The "chat to build" vs canvas vs code approach is interesting, most tools force you to pick one. Which one do most of your users actually end up sticking with?
Sim
@boyuan_deng1
Originally, Sim users were only building on the canvas. Now, more than 90% of the platform's usage comes from the chat. Sims love prompting!
who do you think gets the most value out of Sim today, developers, technical teams, or can non-technical users get productive quickly as well?
Sim
@aymi_malik
Great question.
Technical teams building agents and solo devs looking for automations get the most value out of Sim today.
Non-technical users still get loads of value from the Sim chat.
Love the emphasis on replacing unnecessary LLM calls with deterministic code instead of assuming everything needs an agent.
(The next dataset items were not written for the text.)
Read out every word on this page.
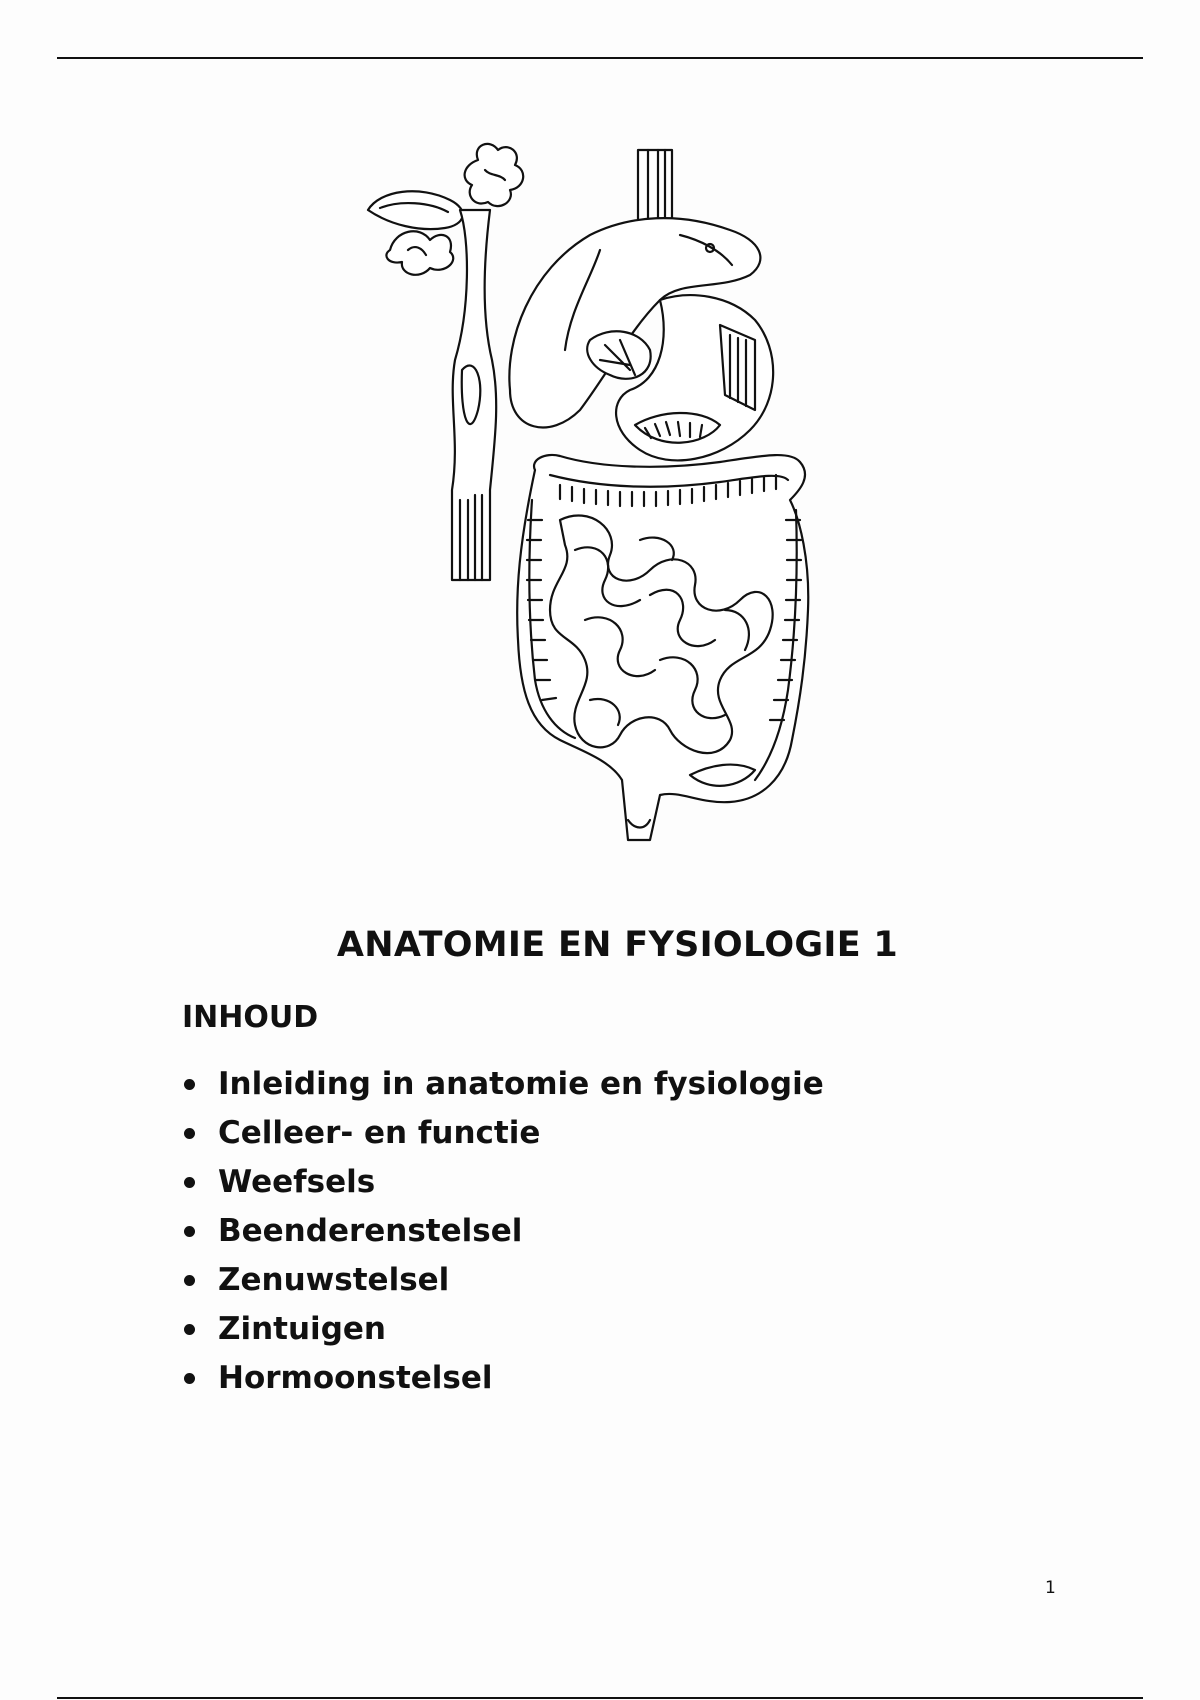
ANATOMIE EN FYSIOLOGIE 1
INHOUD
Inleiding in anatomie en fysiologie
Celleer- en functie
Weefsels
Beenderenstelsel
Zenuwstelsel
Zintuigen
Hormoonstelsel
1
Just Curious have you noticed users converging toward a small set of reusable agent patterns over time, or is every team's workflow still highly bespoke? Congrats on the launch! 🚀
Sim
@tarqiya_forgah
A pattern we're seeing often is when teams put a set of deterministic nodes first (fetching data, cleaning it, etc.) and then put the LLM-based nodes at the end to handle the last-mile and other nuances.